Scenario Planning and Truth
My colleague Patrick Marren is known for this clever quip when asked what he does for a living: “I make stuff up about the future.” True enough. There is, after all, no data on the future, which is why we in the scenario planning business rely on our imaginations to construct challenging “future histories” for our clients.
It is also true that the essential value of scenario planning is not just about constructing cool futuristic stories to “get the client thinking outside the box.”
That might be a refreshing weekend retreat experience, but it rarely delivers sustained value. Why?
It is typically because one-off brainstorming exercises rarely connect to anything that executives really care about, the stuff that keeps them up at night. So, cool futuristic thinking gets shunted aside and the really important, strategic decisions end up being made not by expansive scenario analysis, but by “hard data” – invariably in the form of numbers coming out of the CFO’s office. The problem is, hard data is by definition backward-looking and inwardly-focused, even when tweaked by various what-ifs in spreadsheet exercises. It is not, by itself, strategy-friendly.
Let’s concede for a moment the exaggerated dualism portrayed here. Most organizations really do try to incorporate some consideration of future conditions into their strategic planning and executive decision-making.
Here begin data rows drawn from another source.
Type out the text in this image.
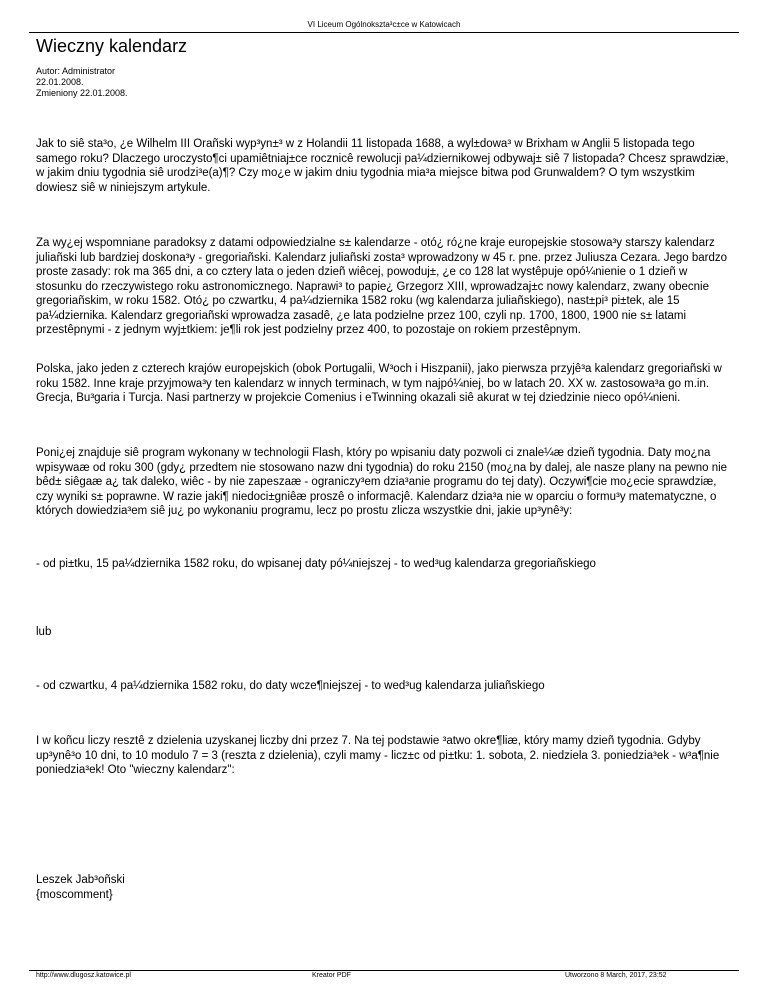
VI Liceum Ogólnokszta³c±ce w Katowicach
Wieczny kalendarz
Autor: Administrator
22.01.2008.
Zmieniony 22.01.2008.

Jak to siê sta³o, ¿e Wilhelm III Orañski wyp³yn±³ w z Holandii 11 listopada 1688, a wyl±dowa³ w Brixham w Anglii 5 listopada tego samego roku? Dlaczego uroczysto¶ci upamiêtniaj±ce rocznicê rewolucji pa¼dziernikowej odbywaj± siê 7 listopada? Chcesz sprawdziæ, w jakim dniu tygodnia siê urodzi³e(a)¶? Czy mo¿e w jakim dniu tygodnia mia³a miejsce bitwa pod Grunwaldem? O tym wszystkim dowiesz siê w niniejszym artykule.

Za wy¿ej wspomniane paradoksy z datami odpowiedzialne s± kalendarze - otó¿ ró¿ne kraje europejskie stosowa³y starszy kalendarz juliañski lub bardziej doskona³y - gregoriañski. Kalendarz juliañski zosta³ wprowadzony w 45 r. pne. przez Juliusza Cezara. Jego bardzo proste zasady: rok ma 365 dni, a co cztery lata o jeden dzieñ wiêcej, powoduj±, ¿e co 128 lat wystêpuje opó¼nienie o 1 dzieñ w stosunku do rzeczywistego roku astronomicznego. Naprawi³ to papie¿ Grzegorz XIII, wprowadzaj±c nowy kalendarz, zwany obecnie gregoriañskim, w roku 1582. Otó¿ po czwartku, 4 pa¼dziernika 1582 roku (wg kalendarza juliañskiego), nast±pi³ pi±tek, ale 15 pa¼dziernika. Kalendarz gregoriañski wprowadza zasadê, ¿e lata podzielne przez 100, czyli np. 1700, 1800, 1900 nie s± latami przestêpnymi - z jednym wyj±tkiem: je¶li rok jest podzielny przez 400, to pozostaje on rokiem przestêpnym.

Polska, jako jeden z czterech krajów europejskich (obok Portugalii, W³och i Hiszpanii), jako pierwsza przyjê³a kalendarz gregoriañski w roku 1582. Inne kraje przyjmowa³y ten kalendarz w innych terminach, w tym najpó¼niej, bo w latach 20. XX w. zastosowa³a go m.in. Grecja, Bu³garia i Turcja. Nasi partnerzy w projekcie Comenius i eTwinning okazali siê akurat w tej dziedzinie nieco opó¼nieni.

Poni¿ej znajduje siê program wykonany w technologii Flash, który po wpisaniu daty pozwoli ci znale¼æ dzieñ tygodnia. Daty mo¿na wpisywaæ od roku 300 (gdy¿ przedtem nie stosowano nazw dni tygodnia) do roku 2150 (mo¿na by dalej, ale nasze plany na pewno nie bêd± siêgaæ a¿ tak daleko, wiêc - by nie zapeszaæ - ograniczy³em dzia³anie programu do tej daty). Oczywi¶cie mo¿ecie sprawdziæ, czy wyniki s± poprawne. W razie jaki¶ niedoci±gniêæ proszê o informacjê. Kalendarz dzia³a nie w oparciu o formu³y matematyczne, o których dowiedzia³em siê ju¿ po wykonaniu programu, lecz po prostu zlicza wszystkie dni, jakie up³ynê³y:

- od pi±tku, 15 pa¼dziernika 1582 roku, do wpisanej daty pó¼niejszej - to wed³ug kalendarza gregoriañskiego

lub

- od czwartku, 4 pa¼dziernika 1582 roku, do daty wcze¶niejszej - to wed³ug kalendarza juliañskiego

I w koñcu liczy resztê z dzielenia uzyskanej liczby dni przez 7. Na tej podstawie ³atwo okre¶liæ, który mamy dzieñ tygodnia. Gdyby up³ynê³o 10 dni, to 10 modulo 7 = 3 (reszta z dzielenia), czyli mamy - licz±c od pi±tku: 1. sobota, 2. niedziela 3. poniedzia³ek - w³a¶nie poniedzia³ek! Oto "wieczny kalendarz":

Leszek Jab³oñski
{moscomment}
http://www.dlugosz.katowice.pl	Kreator PDF	Utworzono 8 March, 2017, 23:52
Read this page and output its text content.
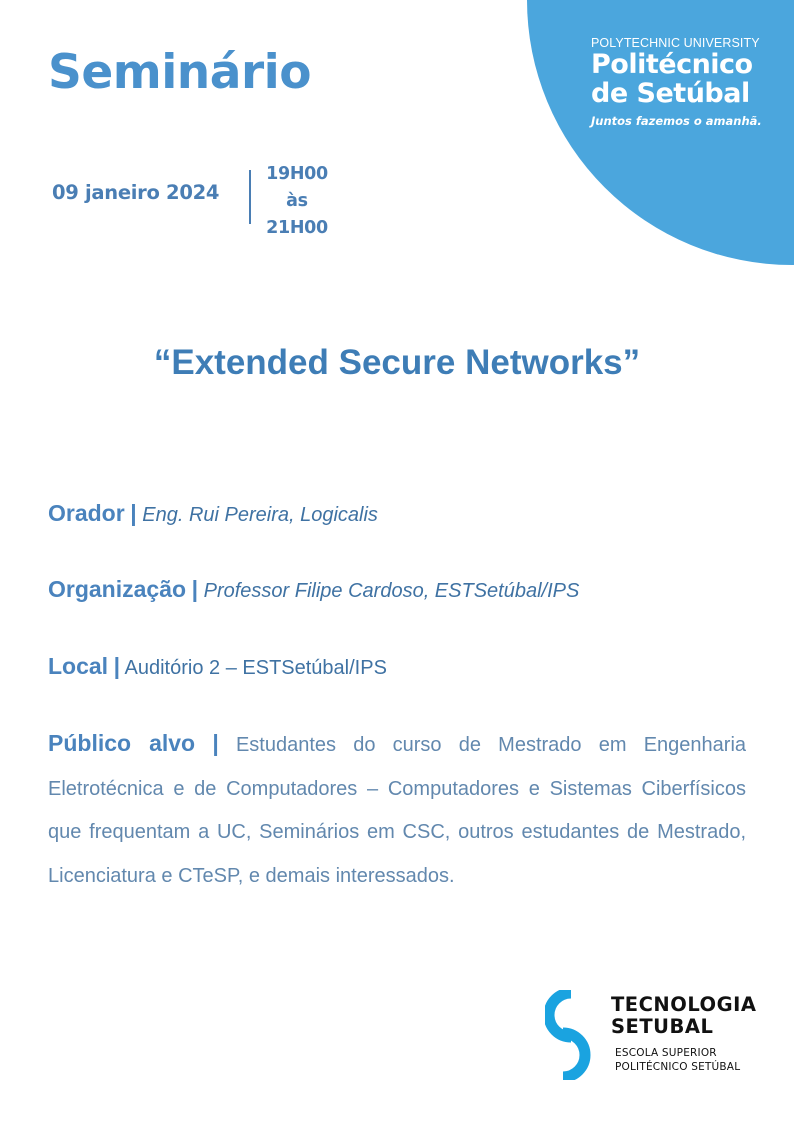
POLYTECHNIC UNIVERSITY
Politécnico
de Setúbal
Juntos fazemos o amanhã.
Seminário
09 janeiro 2024
19H00
às
21H00
“Extended Secure Networks”
Orador | Eng. Rui Pereira, Logicalis
Organização | Professor Filipe Cardoso, ESTSetúbal/IPS
Local | Auditório 2 – ESTSetúbal/IPS
Público alvo | Estudantes do curso de Mestrado em Engenharia Eletrotécnica e de Computadores – Computadores e Sistemas Ciberfísicos que frequentam a UC, Seminários em CSC, outros estudantes de Mestrado, Licenciatura e CTeSP, e demais interessados.
TECNOLOGIA
SETUBAL
ESCOLA SUPERIOR
POLITÉCNICO SETÚBAL
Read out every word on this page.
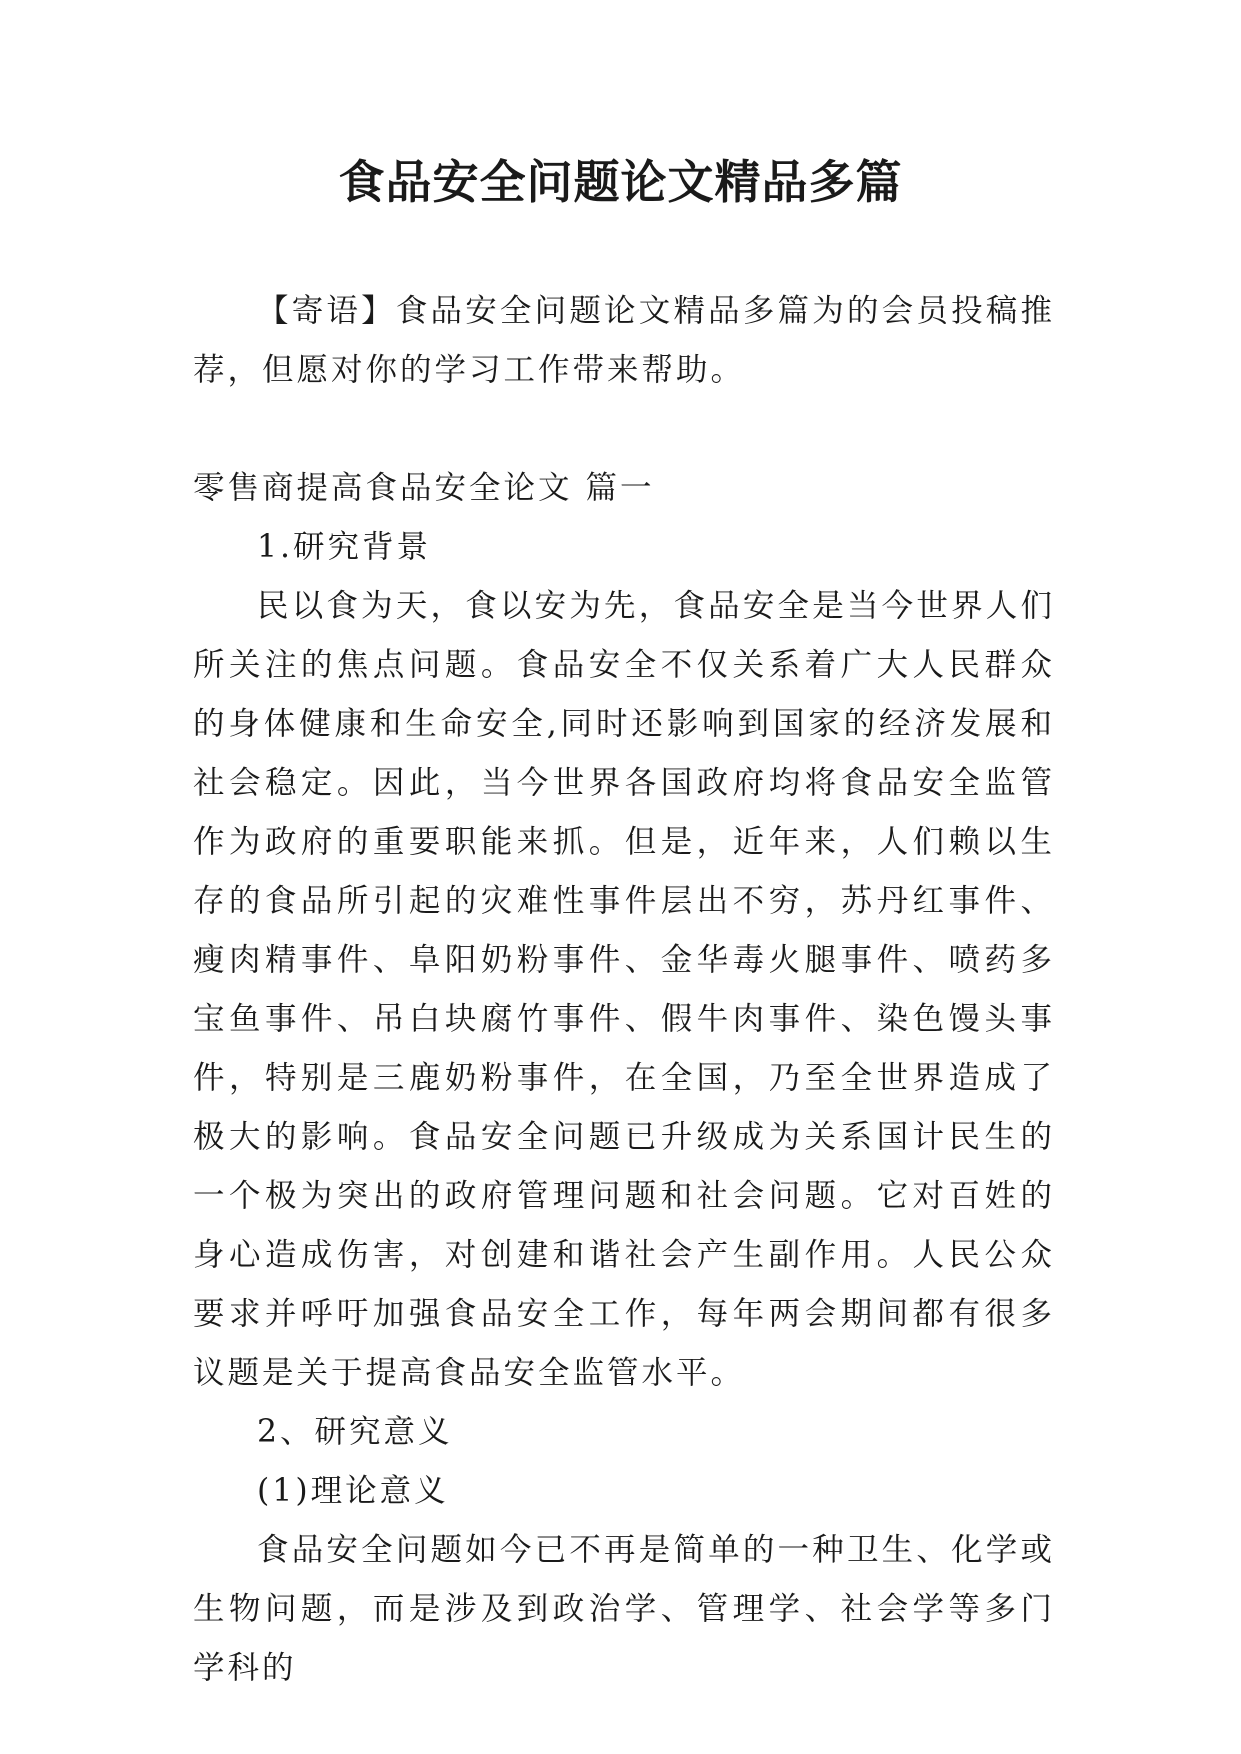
食品安全问题论文精品多篇

【寄语】食品安全问题论文精品多篇为的会员投稿推荐，但愿对你的学习工作带来帮助。

零售商提高食品安全论文 篇一

1.研究背景

民以食为天，食以安为先，食品安全是当今世界人们所关注的焦点问题。食品安全不仅关系着广大人民群众的身体健康和生命安全,同时还影响到国家的经济发展和社会稳定。因此，当今世界各国政府均将食品安全监管作为政府的重要职能来抓。但是，近年来，人们赖以生存的食品所引起的灾难性事件层出不穷，苏丹红事件、瘦肉精事件、阜阳奶粉事件、金华毒火腿事件、喷药多宝鱼事件、吊白块腐竹事件、假牛肉事件、染色馒头事件，特别是三鹿奶粉事件，在全国，乃至全世界造成了极大的影响。食品安全问题已升级成为关系国计民生的一个极为突出的政府管理问题和社会问题。它对百姓的身心造成伤害，对创建和谐社会产生副作用。人民公众要求并呼吁加强食品安全工作，每年两会期间都有很多议题是关于提高食品安全监管水平。

2、研究意义

(1)理论意义

食品安全问题如今已不再是简单的一种卫生、化学或生物问题，而是涉及到政治学、管理学、社会学等多门学科的
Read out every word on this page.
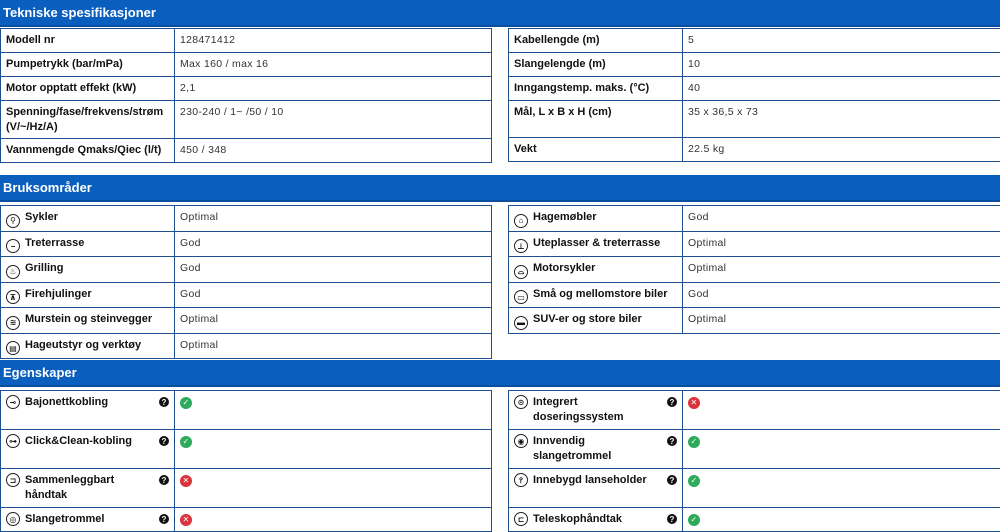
Tekniske spesifikasjoner
Modell nr	128471412
Pumpetrykk (bar/mPa)	Max 160 / max 16
Motor opptatt effekt (kW)	2,1
Spenning/fase/frekvens/strøm (V/~/Hz/A)	230-240 / 1~ /50 / 10
Vannmengde Qmaks/Qiec (l/t)	450 / 348
Kabellengde (m)	5
Slangelengde (m)	10
Inngangstemp. maks. (°C)	40
Mål, L x B x H (cm)	35 x 36,5 x 73
Vekt	22.5 kg
Bruksområder
⚲ Sykler	Optimal
− Treterrasse	God
♨ Grilling	God
⊼ Firehjulinger	God
≋ Murstein og steinvegger	Optimal
▤ Hageutstyr og verktøy	Optimal
⌂ Hagemøbler	God
⊥ Uteplasser & treterrasse	Optimal
⌓ Motorsykler	Optimal
▭ Små og mellomstore biler	God
▬ SUV-er og store biler	Optimal
Egenskaper
⊸ Bajonettkobling ?	✓

⊶ Click&Clean-kobling ?	✓

⊐ Sammenleggbart håndtak
?	✕

◎ Slangetrommel ?	✕
⊙ Integrert doseringssystem
?	✕

◉ Innvendig slangetrommel
?	✓

⫯ Innebygd lanseholder ?	✓

⊏ Teleskophåndtak ?	✓
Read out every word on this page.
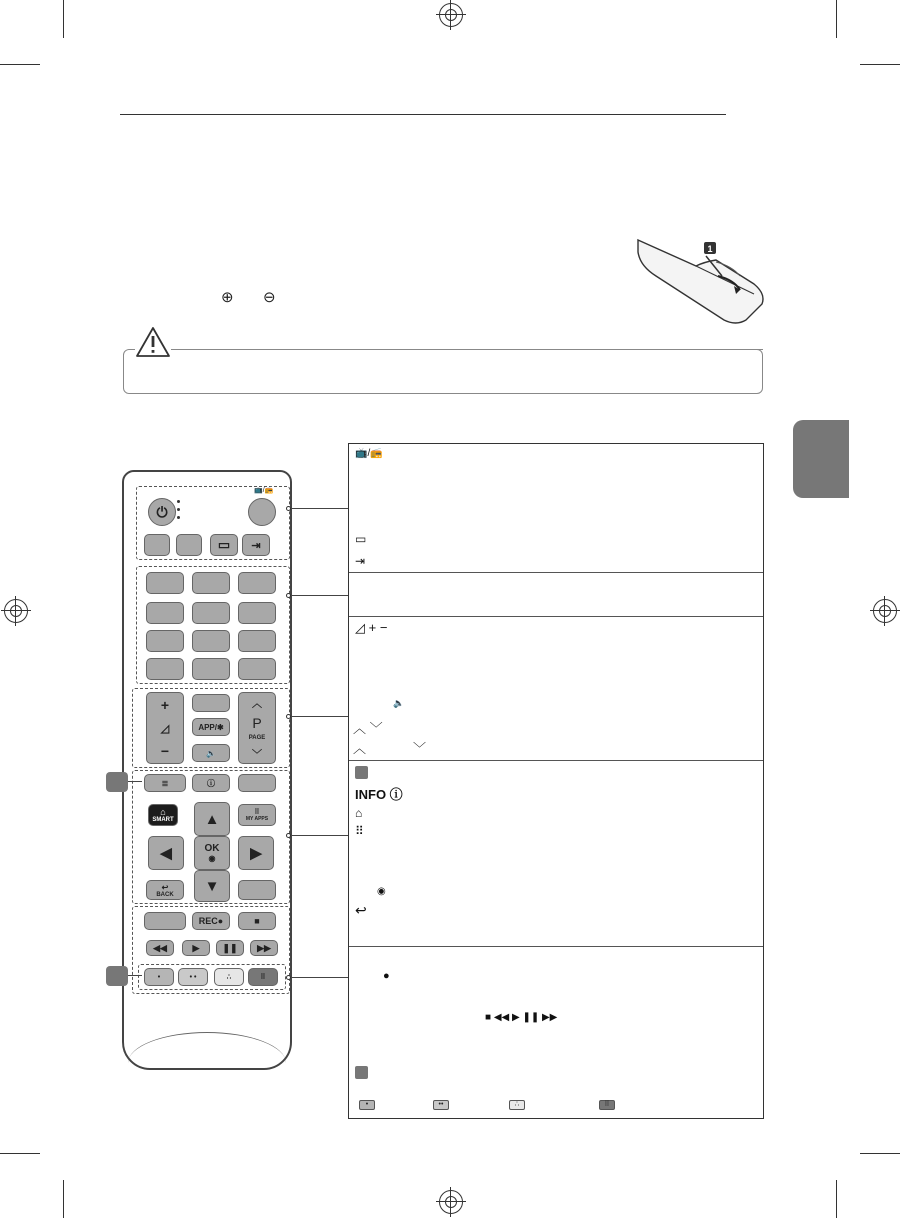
⊕ ⊖
1
⏻
📺/📻
▭	⇥
+
◿
−
APP/✱
🔈
︿
P
PAGE
﹀
≣	ⓘ
⌂
SMART
⠿
MY APPS
▲
◀	OK
◉	▶
▼
↩
BACK
REC●	■
◀◀	▶	❚❚	▶▶
•	• •	∴	⠿
📺/📻
▭
⇥
◿ + −
🔈
︿ ﹀
︿	﹀
INFO ⓘ
⌂
⠿
◉
↩
●
■ ◀◀ ▶ ❚❚ ▶▶
•	••	∴	⠿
But it’s hard, really hard, without a disciplined process like scenario planning, to arrive at that strategic sweet spot, where both left and right sides of the brain converge.
That balance between expansive thinking and hard numerical analysis is what FSG strives to attain for our clients, and truthfully, what sets us apart in the scenario-planning consulting world.
Patrick Marren might take the most professional pride in the fact that he’s an extraordinary (and often scarily prescient) scenario writer. But it’s also true that he is a practicing Finance MBA from the University of Chicago.